Это была непростая, но очень счастливая жизнь. Впрочем, такой жизнью жили многие.
Ельцин, работавший в СУ-13 и ДСК, уходил рано утром, когда девочки еще спали, и приходил очень поздно, когда они уже спали. Порой видел свою семью по будням несколько минут в день. В новом пятиэтажном доме бабушки-пенсионерки во дворе даже не подозревали о его существовании. Они постоянно видели только Наину, которая вела куда-то за руки двух маленьких девочек.
По воскресеньям Ельцин приглашал своих трех женщин пообедать в ресторане.
Увидев однажды днем, как он ведет за руки Лену и Таню, бабушки в один голос сказали:
— Милая, как мы рады за тебя, какого ты мужа хорошего себе нашла, как он любит твоих девчонок.
«Да это же их отец», — опешила она.
Бабушки долго не хотели ей верить. В этом доме они уже жили больше года, но отца двух дочерей видели в первый раз.
Та «семейная тайна», которую он тщательно хранил от посторонних, от коллег по работе, драгоценность, которую он оберегал от чужого глаза в своем закрытом личном пространстве, была очень простой: любовь.
Наина Иосифовна вспоминает еще один случай, тоже психологически чрезвычайно достоверный. Ельцин тогда работал главным инженером или начальником ДСК. Они жили в двухкомнатной квартире. Б. Н. приболел, и к нему домой пришла сотрудница треста подписывать какие-то документы. Ельцин играл с девочками, и когда сотрудница вошла в комнату, она увидела, как он сидит с ними под столом.
«Я никогда не забуду ее лицо, — говорит Наина Иосифовна. — Она просто обомлела. Это… это Борис Николаевич? — только и могла вымолвить она.
Вид Б. Н., который играет под столом с детьми, настолько поразил ее воображение, что она долго не могла прийти в себя».
Будучи абсолютно поглощенным своей работой, которая была его главной страстью, не менее страстно и любовно он умудрялся относиться и к своей семье. Это, как мне кажется, было каким-то важным условием для него, условием цельности, прочности, гармоничности его душевного склада. Он бережно охранял этот отдельный мир — для него и для Наины Иосифовны это казалось вполне естественным, не требующим объяснений.
Конечно, Н. И. порой очень не хватало его присутствия, его поддержки — Ельцин, как я уже говорил, не просто много работал, он жил на работе.

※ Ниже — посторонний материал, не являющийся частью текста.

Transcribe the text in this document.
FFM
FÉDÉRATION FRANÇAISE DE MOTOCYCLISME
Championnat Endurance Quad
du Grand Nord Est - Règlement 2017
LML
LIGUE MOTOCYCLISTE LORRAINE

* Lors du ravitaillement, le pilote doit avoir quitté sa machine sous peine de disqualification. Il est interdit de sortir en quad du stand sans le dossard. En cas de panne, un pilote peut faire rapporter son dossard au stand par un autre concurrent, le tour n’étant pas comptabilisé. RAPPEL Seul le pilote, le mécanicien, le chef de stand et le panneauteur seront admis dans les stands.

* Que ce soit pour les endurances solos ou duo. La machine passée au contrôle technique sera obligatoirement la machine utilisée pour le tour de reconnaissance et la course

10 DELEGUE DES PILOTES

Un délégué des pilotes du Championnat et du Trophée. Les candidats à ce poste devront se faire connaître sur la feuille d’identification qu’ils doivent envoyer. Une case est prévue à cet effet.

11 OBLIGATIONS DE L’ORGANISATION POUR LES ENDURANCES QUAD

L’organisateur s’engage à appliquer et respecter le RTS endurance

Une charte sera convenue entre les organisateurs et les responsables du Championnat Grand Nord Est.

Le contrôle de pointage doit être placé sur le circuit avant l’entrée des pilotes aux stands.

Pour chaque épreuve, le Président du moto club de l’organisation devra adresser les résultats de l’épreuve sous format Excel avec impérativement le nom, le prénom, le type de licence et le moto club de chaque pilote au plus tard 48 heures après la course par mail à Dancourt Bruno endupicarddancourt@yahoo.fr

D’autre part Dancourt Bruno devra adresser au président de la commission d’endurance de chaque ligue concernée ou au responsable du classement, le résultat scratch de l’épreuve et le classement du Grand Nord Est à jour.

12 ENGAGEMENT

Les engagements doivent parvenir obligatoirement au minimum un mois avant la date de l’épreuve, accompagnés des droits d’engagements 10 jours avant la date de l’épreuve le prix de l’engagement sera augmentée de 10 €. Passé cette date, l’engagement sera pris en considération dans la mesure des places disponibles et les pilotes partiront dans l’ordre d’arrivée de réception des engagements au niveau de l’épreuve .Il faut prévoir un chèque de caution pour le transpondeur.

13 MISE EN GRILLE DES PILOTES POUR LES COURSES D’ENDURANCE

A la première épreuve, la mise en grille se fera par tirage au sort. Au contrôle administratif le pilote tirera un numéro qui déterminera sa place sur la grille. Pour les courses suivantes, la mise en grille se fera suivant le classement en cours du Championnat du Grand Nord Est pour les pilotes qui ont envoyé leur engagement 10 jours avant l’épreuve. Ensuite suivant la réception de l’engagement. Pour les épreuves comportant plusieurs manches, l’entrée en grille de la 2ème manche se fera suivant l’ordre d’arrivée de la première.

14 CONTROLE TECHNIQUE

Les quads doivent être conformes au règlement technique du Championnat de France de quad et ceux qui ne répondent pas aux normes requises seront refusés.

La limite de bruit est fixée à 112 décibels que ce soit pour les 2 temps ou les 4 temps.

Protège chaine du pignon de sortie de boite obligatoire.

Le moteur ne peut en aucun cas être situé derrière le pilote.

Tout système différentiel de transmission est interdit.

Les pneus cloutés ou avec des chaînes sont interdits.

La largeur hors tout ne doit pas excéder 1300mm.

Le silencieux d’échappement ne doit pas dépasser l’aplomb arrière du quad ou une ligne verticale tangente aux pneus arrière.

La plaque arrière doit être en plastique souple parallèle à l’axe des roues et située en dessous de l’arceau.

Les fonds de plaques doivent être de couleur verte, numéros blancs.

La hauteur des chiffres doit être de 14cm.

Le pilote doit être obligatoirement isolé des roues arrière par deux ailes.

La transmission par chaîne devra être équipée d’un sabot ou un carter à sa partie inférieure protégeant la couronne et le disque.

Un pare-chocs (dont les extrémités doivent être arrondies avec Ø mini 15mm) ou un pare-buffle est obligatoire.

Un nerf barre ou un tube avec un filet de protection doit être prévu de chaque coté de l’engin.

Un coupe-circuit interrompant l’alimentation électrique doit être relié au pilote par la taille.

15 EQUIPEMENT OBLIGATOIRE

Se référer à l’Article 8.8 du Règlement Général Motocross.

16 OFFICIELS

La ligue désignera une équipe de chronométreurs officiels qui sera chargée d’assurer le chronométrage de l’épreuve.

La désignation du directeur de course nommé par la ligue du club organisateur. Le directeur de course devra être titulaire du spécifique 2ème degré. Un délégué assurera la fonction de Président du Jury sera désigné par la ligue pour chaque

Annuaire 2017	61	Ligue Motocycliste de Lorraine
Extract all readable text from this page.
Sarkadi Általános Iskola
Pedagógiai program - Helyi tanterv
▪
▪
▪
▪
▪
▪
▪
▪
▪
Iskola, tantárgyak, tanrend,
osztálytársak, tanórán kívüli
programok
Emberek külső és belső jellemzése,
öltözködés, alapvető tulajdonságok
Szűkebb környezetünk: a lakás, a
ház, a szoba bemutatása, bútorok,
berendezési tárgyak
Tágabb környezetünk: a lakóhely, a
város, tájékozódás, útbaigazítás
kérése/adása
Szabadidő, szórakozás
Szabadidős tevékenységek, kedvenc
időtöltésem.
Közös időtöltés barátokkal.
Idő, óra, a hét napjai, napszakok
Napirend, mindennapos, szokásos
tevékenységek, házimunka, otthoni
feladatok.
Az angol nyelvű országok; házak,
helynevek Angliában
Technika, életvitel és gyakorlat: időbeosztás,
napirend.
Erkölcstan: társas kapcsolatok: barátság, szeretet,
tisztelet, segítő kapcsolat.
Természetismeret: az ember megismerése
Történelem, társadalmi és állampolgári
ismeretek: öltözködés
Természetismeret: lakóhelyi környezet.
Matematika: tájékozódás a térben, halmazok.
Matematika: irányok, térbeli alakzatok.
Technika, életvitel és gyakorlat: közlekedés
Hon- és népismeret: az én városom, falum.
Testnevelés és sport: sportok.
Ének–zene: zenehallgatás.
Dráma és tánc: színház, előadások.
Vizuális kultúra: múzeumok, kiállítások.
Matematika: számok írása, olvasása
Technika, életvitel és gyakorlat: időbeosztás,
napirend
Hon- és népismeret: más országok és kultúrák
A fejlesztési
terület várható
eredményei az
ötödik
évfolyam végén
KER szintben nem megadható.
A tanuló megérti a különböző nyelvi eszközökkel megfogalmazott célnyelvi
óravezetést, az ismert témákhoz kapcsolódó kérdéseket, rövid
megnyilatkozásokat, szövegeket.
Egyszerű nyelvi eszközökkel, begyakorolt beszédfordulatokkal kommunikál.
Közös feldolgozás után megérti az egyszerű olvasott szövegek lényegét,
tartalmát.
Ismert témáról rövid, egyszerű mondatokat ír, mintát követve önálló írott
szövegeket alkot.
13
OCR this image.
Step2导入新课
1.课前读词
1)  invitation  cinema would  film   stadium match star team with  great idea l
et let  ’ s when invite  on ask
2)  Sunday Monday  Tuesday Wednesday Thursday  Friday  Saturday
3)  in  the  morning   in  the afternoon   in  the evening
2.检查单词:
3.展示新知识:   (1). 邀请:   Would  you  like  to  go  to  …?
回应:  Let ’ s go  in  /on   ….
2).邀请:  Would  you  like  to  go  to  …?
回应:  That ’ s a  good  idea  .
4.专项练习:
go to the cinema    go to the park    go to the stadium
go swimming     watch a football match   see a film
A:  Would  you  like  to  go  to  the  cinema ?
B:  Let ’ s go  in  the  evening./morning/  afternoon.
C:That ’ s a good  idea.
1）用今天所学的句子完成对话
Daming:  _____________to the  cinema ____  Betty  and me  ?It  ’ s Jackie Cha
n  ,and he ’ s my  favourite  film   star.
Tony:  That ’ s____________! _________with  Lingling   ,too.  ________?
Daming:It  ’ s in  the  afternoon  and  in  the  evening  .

Но она понимала природу этого огня. Быть на работе в пять, шесть, семь утра, не уходить с работы совсем, то есть не спать двое суток подряд, вышагивать до объекта ночью или ранним утром по 12 километров, сидеть над проектом ночами — все это было для него нормально. Могучий организм выдерживал, казалось, любые нагрузки.
Однако периодически со здоровьем что-то случалось. Это были довольно жестокие и неожиданные кризисы, как будто сверху в него летели остро наточенные, нацеленные стрелы, и лишь чья-то рука в последний момент отводила удар.
Брюшной тиф после таежного похода в детстве, разорвавшаяся в руках граната, ангина с осложнением на сердце в студенческие годы, первый сердечный приступ в 1968-м, жестокий отит в 1973-м, язва в 1980-м, словом, поводы для тревоги были. Но в целом его могучий организм успешно справлялся с нагрузками.
Никакие «вредные привычки» в то время поводом для тревоги тоже еще не являлись. Да их, собственно, и не было. Во время дружеских застолий Б. Н. оставался праздничным, веселым, искрящимся дружелюбием и смехом. При этом не терпел пьяных, никто никогда не видел его в непотребном виде, от него, как вспоминает Наина Иосифовна, «даже не пахло алкоголем».
Это была гармоничная жизнь. И для нее. И для него.
Почему-то Наину Иосифовну не мучила, не беспокоила даже тень предчувствия: так не может продолжаться вечно. Рано или поздно в системе, где он работает, произойдут какие-то изменения. Потому что эта система теперь называлась одним тревожным словом: власть. Эвфемизм «работа в партийных органах» отнюдь не успокаивал. Власть есть власть. Там может случиться все что угодно.
«Непереводимое русское слово, которое сочетает в себе силу и правление», — говорит американский биограф Т. Колтон.
Я бы добавил еще одну черту — неупорядоченность, непредсказуемость, нестабильность власти по-русски. На обычном бытовом языке это означало простые вещи: рано или поздно его должны были повысить, словом, перевести. Но куда?
В 1960 году второй секретарь Свердловского горкома Федор Морщаков уговорил Ельцина вступать в партию. В 1968-м Яков Рябов предложил перейти на работу в обком.